Goodbye pork pie

In northern Peru, women wear wide, pleated, knee-length skirts, often several at a time. I counted five woolen skirts on a woman selling oranges at the Cajamarca market, though it was t-shirt weather. They are usually brightly-colored, often red or blue, and worn with a white blouse and several cardigans. A rectangle of woven fabric is always worn over it, usually to sling a baby at the back, but sometimes for cargo. I stopped to make googly eyes at a tightly-wrapped baby a few days ago, which turned out to be a case of mineral water on its way to market.

Feet are often bare and battered, with blackened or missing toe-nails and callouses from miles of country paths. Others wear sandals made from truck tires, which look oddly flimsy with their thick, bright woolen kneesocks.

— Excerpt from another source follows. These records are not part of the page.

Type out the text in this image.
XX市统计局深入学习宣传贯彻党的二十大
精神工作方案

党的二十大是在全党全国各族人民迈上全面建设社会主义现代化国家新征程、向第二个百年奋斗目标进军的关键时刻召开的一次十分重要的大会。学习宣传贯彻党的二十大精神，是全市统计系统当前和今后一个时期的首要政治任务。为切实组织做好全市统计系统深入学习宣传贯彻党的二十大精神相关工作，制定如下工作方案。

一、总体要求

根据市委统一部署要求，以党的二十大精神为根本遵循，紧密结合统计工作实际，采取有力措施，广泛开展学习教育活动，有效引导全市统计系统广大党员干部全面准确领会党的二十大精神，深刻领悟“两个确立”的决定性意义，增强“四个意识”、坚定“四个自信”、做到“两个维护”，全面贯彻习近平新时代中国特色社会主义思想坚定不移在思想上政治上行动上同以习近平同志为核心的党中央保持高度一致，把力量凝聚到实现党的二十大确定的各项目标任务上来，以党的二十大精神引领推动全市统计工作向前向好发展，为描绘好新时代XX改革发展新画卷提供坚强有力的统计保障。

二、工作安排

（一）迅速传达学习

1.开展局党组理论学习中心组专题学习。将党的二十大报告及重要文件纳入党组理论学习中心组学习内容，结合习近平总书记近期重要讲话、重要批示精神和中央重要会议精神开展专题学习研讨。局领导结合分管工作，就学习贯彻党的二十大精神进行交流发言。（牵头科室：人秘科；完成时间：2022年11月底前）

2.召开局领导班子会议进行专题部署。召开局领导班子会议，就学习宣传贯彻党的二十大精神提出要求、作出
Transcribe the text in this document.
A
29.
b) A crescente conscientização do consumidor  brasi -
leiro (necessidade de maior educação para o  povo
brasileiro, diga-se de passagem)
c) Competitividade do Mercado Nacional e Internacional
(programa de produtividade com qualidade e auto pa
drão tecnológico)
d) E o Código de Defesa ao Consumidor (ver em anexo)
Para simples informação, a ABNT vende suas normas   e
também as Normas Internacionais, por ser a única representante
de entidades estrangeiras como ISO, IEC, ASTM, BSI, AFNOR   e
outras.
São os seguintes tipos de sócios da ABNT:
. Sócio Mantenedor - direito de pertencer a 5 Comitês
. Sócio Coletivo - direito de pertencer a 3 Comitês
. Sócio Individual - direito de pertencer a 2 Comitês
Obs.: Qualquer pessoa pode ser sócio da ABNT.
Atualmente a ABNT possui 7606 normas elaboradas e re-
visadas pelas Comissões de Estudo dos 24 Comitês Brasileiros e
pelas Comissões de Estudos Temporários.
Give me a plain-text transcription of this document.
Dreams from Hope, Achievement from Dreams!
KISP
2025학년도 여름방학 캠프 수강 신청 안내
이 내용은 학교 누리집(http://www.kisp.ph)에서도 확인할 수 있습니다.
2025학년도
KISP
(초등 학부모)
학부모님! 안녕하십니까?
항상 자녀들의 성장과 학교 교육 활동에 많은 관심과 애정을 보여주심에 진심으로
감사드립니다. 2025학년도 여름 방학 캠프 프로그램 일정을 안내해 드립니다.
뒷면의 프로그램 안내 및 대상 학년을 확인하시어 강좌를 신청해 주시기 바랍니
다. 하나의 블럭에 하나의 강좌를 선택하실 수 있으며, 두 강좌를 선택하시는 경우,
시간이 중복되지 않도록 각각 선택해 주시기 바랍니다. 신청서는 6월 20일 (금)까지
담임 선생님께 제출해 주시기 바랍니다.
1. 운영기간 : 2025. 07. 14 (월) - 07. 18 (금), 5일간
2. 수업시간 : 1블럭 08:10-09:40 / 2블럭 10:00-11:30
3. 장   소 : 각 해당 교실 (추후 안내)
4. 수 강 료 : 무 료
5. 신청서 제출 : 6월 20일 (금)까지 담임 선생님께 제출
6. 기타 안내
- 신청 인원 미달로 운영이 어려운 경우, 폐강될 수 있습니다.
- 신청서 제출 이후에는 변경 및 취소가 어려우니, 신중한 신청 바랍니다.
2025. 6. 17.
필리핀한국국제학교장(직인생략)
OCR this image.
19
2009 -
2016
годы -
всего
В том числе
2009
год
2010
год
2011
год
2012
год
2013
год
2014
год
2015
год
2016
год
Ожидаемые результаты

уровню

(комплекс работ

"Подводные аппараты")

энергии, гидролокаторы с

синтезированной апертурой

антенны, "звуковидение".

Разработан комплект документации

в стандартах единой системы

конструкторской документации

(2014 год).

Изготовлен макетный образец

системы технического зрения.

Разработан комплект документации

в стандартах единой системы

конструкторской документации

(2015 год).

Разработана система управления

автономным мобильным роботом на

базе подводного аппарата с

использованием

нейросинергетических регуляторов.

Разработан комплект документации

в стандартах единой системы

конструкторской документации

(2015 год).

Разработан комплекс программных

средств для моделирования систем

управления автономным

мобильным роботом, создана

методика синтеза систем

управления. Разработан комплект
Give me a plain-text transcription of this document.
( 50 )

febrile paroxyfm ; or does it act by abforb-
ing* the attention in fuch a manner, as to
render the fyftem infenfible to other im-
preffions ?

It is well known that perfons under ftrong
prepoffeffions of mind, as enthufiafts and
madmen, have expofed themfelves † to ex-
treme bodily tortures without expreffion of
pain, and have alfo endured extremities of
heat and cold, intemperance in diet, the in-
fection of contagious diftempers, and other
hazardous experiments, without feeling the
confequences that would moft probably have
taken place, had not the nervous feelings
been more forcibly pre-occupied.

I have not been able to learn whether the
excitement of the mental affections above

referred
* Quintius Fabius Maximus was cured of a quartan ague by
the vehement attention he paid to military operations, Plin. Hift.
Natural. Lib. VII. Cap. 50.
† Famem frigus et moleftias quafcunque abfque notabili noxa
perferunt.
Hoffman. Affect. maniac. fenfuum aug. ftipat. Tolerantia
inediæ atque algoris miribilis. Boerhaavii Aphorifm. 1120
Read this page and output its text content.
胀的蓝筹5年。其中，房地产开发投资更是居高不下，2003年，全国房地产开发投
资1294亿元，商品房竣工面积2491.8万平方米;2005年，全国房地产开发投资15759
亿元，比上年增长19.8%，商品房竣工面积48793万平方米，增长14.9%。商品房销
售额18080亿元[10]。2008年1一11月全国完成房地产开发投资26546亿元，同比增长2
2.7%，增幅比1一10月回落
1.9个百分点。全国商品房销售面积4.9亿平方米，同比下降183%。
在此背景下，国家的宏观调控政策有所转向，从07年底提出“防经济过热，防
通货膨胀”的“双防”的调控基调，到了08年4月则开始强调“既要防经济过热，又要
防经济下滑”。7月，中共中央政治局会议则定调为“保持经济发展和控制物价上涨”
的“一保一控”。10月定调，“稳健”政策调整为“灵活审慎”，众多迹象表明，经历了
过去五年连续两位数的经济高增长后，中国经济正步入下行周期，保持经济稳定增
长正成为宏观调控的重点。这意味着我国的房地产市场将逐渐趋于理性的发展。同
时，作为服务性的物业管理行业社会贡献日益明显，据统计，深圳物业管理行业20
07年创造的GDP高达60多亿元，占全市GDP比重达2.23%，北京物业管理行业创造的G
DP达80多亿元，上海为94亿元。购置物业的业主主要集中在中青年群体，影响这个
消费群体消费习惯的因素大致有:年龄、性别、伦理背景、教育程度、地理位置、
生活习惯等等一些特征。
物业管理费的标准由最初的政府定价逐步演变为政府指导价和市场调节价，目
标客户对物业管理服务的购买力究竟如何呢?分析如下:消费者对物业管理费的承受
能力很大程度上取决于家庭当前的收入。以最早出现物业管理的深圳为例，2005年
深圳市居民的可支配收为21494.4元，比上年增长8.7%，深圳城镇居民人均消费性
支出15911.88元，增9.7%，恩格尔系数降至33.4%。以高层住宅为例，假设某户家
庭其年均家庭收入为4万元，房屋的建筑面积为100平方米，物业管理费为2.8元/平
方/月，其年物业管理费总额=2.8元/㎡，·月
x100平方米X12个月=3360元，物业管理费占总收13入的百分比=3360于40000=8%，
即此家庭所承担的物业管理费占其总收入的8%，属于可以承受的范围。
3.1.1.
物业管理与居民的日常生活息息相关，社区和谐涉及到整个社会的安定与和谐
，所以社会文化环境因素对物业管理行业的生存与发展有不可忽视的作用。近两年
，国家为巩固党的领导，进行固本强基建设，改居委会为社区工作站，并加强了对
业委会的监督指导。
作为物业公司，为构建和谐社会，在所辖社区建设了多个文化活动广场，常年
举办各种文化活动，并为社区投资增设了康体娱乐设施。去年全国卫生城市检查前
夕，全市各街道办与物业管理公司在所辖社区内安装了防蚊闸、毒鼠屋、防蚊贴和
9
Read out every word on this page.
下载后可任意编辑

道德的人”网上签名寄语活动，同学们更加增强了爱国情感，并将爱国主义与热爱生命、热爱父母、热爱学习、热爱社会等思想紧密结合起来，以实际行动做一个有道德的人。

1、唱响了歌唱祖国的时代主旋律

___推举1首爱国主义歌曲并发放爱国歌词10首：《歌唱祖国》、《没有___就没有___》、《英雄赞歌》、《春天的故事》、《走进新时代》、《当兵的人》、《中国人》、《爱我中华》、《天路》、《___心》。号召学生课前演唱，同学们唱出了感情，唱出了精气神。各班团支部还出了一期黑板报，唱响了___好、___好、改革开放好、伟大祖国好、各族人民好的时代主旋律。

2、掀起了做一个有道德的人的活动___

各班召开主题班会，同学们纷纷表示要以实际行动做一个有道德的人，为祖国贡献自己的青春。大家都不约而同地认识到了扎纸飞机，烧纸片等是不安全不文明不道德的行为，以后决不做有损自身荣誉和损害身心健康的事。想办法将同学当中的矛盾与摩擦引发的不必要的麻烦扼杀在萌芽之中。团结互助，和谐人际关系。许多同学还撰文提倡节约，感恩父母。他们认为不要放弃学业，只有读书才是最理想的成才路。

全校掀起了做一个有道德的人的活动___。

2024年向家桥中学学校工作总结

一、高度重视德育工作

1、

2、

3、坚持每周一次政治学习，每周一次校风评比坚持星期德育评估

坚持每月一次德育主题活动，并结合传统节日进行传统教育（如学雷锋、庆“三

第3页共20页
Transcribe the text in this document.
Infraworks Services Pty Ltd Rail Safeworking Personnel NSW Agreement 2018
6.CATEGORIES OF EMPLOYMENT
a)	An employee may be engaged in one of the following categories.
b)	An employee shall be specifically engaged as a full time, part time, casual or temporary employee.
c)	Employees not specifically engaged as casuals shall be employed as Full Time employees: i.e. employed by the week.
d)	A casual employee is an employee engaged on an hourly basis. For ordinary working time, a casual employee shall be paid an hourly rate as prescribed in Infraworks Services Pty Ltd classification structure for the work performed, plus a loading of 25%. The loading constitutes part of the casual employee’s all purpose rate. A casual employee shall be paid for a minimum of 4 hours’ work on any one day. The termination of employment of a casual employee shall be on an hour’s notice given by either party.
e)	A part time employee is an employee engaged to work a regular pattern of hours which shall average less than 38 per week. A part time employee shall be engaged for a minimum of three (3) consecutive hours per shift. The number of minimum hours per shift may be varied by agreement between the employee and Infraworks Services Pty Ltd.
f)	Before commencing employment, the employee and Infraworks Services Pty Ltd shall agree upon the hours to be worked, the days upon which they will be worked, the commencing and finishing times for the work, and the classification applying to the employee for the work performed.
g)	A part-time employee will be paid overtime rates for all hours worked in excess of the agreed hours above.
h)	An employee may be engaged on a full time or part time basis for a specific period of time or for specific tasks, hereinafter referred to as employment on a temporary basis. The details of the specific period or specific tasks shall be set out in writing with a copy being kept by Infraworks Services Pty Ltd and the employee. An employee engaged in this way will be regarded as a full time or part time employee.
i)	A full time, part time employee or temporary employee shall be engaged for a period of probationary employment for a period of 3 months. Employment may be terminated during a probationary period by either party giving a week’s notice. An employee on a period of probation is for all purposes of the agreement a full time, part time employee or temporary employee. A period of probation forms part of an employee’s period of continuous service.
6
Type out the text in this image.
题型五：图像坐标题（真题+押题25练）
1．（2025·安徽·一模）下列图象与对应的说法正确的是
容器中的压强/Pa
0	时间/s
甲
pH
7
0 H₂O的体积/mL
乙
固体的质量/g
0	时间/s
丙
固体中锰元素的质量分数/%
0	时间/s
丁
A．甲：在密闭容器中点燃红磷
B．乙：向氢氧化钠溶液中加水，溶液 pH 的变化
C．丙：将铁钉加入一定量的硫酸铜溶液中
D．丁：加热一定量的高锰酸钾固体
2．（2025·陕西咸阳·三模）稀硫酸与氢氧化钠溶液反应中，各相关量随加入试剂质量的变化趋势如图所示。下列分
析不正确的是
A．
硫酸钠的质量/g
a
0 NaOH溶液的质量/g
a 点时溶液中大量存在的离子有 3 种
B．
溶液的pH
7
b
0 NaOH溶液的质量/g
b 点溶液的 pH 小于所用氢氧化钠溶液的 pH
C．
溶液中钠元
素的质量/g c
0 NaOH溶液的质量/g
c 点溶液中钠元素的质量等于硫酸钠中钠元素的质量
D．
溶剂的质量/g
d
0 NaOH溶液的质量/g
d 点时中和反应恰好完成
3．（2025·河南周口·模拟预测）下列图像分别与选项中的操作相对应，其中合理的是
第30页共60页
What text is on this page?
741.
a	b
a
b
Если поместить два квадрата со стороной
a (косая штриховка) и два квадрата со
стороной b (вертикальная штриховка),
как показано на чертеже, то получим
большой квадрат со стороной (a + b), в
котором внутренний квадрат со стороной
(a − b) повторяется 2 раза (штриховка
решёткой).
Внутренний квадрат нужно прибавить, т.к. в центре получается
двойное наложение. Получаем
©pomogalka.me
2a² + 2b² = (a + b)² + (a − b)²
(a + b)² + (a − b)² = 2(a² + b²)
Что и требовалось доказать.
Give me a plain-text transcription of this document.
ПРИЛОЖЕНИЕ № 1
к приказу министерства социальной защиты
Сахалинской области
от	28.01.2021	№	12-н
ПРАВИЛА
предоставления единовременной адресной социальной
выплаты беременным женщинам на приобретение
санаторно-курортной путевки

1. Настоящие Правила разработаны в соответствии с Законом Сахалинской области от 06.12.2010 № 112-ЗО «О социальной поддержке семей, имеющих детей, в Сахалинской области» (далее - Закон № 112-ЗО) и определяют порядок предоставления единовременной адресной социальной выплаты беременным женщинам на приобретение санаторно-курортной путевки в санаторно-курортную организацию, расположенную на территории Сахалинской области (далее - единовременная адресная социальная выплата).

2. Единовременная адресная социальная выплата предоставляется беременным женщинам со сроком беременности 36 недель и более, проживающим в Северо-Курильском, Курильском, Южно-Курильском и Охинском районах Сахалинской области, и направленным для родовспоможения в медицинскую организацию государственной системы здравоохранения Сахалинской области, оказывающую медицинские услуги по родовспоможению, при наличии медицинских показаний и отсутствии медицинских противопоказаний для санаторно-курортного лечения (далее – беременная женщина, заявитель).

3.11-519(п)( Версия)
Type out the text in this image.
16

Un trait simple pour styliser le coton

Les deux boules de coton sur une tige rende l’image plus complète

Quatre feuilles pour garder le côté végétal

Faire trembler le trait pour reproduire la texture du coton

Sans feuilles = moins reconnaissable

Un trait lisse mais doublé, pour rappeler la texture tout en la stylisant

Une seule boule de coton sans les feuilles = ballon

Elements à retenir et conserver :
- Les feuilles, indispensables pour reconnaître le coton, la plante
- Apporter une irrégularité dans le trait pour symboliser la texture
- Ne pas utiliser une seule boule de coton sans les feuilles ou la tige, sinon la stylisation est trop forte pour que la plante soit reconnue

Sometimes an alpaca poncho is worn over the layers. The real topper, though, is the hat. In Cajamarca, it’s a statement: a cross between a Texan ten-gallon and Lincoln’s stove pipe, woven tightly from pale straw. It throws shade down to the shoulders and is sensible if somewhat bizarre. In Ecuador, I saw bowlers, trilbies, fedoras, flat straw boaters, and pork pies, always worn by the women, sometimes by men and children too.

These hats (and by extension the costumes), more than skin color, mark out who is looked down on as an ignorant, dirt-poor ‘indio’, and who gets to be a ‘mestizo’ with better prospects. I’ve listened to men with burnished faces and features that could be carved on a temple wall start sentences with ‘The problem with the indigenous is…’

Here, where resources are so scarce that it counts for a lot, your racial identity can be doffed with a hat.